1Faculty of Medicine, Department of Pediatric Immunology, Ege University, Izmir, Turkey
2Department of Pediatric Allergy and Immunology Department, Dr. Behcet Uz Children Training and Research Hospital, Izmir, Turkey
3Research Center for Molecular Medicine of the Austrian Academy, Vienna, Austria

Received 25 May 2016; Accepted 11 August 2016

Academic Editor: Juan-Manuel Anaya

Copyright © 2016 Neslihan Edeer Karaca et al. This is an open access article distributed under the Creative Commons Attribution License, which permits unrestricted use, distribution, and reproduction in any medium, provided the original work is properly cited.

Abstract

Alterations of immune homeostasis in the gut may result in development of inflammatory bowel disease.

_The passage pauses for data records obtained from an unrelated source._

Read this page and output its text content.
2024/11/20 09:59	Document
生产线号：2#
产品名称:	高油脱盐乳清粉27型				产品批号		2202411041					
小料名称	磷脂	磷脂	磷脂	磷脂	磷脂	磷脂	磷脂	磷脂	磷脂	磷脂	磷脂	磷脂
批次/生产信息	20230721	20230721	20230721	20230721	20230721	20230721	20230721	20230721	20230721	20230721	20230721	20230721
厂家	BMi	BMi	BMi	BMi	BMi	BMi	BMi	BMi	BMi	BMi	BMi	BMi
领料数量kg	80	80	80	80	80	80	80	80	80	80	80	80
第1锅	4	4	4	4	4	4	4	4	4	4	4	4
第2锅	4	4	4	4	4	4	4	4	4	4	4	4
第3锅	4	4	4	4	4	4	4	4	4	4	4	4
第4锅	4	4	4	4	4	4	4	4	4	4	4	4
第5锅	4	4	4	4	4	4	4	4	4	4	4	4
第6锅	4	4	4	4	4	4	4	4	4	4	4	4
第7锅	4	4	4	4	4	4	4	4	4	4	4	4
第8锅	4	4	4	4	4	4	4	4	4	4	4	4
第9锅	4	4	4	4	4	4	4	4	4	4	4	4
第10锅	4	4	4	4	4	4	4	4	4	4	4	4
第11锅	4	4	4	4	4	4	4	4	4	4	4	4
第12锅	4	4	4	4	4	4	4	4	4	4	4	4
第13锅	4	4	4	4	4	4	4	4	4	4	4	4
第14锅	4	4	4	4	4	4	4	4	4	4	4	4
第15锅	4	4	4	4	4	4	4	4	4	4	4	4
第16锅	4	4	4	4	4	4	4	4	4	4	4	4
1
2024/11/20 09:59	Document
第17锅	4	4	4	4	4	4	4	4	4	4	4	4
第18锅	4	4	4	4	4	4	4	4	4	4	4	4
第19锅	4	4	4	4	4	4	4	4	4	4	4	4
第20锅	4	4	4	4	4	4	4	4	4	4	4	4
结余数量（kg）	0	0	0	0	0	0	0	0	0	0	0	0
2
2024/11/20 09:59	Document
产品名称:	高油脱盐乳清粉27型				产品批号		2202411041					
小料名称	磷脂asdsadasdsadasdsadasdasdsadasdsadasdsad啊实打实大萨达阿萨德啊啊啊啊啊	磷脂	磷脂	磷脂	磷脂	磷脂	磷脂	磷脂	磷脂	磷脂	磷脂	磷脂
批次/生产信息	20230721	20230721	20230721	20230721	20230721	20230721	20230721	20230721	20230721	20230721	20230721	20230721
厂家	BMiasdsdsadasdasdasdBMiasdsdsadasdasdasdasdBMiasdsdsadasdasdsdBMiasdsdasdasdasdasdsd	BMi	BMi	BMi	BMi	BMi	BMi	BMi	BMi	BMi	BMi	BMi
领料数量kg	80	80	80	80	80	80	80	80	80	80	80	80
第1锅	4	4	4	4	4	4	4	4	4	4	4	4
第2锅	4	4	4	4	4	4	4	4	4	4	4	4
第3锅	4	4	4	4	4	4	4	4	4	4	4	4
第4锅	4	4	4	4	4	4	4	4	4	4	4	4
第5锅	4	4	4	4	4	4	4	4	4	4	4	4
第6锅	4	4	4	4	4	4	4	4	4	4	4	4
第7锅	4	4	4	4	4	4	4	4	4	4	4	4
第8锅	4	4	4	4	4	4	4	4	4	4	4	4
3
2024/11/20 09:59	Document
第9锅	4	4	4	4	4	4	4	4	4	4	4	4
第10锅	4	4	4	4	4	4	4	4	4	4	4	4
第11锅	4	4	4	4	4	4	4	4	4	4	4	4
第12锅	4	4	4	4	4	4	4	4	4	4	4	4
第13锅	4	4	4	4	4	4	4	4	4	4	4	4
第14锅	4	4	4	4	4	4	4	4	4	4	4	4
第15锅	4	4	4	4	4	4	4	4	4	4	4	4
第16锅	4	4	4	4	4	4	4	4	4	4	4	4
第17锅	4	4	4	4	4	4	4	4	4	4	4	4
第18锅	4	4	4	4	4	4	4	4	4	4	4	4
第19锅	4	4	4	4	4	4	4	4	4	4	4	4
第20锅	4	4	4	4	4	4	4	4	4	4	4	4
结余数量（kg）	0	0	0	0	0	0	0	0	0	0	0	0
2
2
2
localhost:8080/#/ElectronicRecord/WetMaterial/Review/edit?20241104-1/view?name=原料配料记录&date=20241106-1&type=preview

A five-month-old girl was referred for recurrent respiratory and genitourinary tract infections, sepsis in neonatal period, chronic diarrhea, perianal abscess, rectovaginal fistula, and hyperemic skin lesions. She was born to second-degree consanguineous, healthy parents. Her elder siblings were lost at 4 months of age due to sepsis and 1 year of age due to inflammatory bowel disease, respectively. Absolute neutrophil and lymphocyte counts, immunoglobulin levels, and lymphocyte subsets were normal ruling out severe congenital neutropenia and classic severe combined immunodeficiencies. Quantitative determination of oxidative burst was normal, excluding chronic granulomatous disease. Colonoscopy revealed granulation, ulceration, and pseudopolyps, compatible with colitis. Very early-onset colitis and perianal disease leading to fistula formation suggested probability of inherited deficiencies of IL-10 or IL-10 receptor. A mutation at position c.G477A in exon of the IL10RB gene, resulting in a stop codon at position p.W159X, was identified. The patient underwent myeloablative hematopoietic stem cell transplantation from full matched father at 11 months of age. Perianal lesions, chronic diarrhea, and recurrent infections resolved after transplantation. IL-10/IL-10R deficiencies must be considered in patients with early-onset enterocolitis.